第一部☆アレク
第七章☆アレクの死
「なんだ?」
北の空を黒く染めて、何かが迫っていた。
「全員戦闘体制!」
アリスは洞窟に隠れているように言われた。
ぎゃーす!
ぎゃおー!
ドラゴンの群れ。
先頭の巨大なドラゴンたちには、他国の兵士らが乗っていた。
「クラウド!テクサク国へ伝令!」
「でも、僕も闘わなきゃ……」
「いいから行くんだ!」
アレクの額のしるしが輝いている。
クラウドは単身テクサク国へ向かった。
「そちらは、どこの国の方々かな?」
アレクの問いに、兵士たちは陰鬱な表情で、
「はるか北の王国より参った。飢饉で食糧不足のため、民が餓死している。

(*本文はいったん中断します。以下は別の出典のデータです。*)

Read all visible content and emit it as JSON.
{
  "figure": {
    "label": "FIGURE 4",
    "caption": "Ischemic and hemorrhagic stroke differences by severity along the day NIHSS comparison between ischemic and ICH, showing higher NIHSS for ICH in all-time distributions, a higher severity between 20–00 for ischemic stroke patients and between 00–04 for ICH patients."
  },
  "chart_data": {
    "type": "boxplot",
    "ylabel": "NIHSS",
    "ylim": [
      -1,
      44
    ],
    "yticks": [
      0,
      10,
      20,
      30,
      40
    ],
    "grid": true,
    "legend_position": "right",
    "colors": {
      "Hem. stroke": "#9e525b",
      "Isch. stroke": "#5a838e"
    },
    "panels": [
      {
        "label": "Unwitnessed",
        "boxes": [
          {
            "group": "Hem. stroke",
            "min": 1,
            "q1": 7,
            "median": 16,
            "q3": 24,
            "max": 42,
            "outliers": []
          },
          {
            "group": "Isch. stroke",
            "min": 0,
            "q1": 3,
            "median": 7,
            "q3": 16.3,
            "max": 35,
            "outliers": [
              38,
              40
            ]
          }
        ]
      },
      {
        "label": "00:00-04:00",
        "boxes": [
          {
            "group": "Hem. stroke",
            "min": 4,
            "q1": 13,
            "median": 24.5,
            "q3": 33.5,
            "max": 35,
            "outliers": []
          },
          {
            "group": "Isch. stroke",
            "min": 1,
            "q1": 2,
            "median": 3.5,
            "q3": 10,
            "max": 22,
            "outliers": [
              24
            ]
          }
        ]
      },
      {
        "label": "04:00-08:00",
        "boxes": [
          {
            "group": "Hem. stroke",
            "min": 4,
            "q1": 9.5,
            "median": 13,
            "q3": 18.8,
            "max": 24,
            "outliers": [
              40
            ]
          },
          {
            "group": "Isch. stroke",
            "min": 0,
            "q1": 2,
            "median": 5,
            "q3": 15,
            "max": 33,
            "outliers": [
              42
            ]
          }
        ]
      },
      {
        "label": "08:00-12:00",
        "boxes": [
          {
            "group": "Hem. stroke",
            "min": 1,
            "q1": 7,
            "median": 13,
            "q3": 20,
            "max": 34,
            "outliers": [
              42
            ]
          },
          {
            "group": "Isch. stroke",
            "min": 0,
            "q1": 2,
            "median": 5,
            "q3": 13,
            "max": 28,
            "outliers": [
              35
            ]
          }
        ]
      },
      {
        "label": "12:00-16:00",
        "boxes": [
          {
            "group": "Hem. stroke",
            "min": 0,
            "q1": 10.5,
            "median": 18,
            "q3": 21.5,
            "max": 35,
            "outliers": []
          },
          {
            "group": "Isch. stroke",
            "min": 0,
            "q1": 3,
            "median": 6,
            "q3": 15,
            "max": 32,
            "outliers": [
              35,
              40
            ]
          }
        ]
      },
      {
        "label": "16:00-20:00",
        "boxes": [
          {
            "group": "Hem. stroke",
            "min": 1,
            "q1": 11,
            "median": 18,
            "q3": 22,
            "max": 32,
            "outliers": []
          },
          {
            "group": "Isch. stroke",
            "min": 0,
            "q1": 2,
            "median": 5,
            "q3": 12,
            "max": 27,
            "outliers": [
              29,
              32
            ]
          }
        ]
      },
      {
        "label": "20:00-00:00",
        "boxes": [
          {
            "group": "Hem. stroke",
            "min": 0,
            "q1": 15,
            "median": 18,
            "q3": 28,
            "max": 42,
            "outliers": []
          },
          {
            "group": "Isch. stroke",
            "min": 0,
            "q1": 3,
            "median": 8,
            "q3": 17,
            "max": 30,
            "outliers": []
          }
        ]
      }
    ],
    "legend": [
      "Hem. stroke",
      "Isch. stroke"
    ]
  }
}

豊潤な土地を探しに尖兵として参った」
「この先は通さん」
アレクはアレハンドラと一体化して敵のただなかへ突入した。
ぎゃーす!
ぎゃおー!
取り囲まれて、四方より串刺しにされたアレクはアレハンドラの背からはるか下方へ落下していった。
「アレク団長!!!」
部下たちがなす術もなく蹴散らされて、散り散りになった。
ぎゃーす!
アレハンドラが悲しげに鳴いた。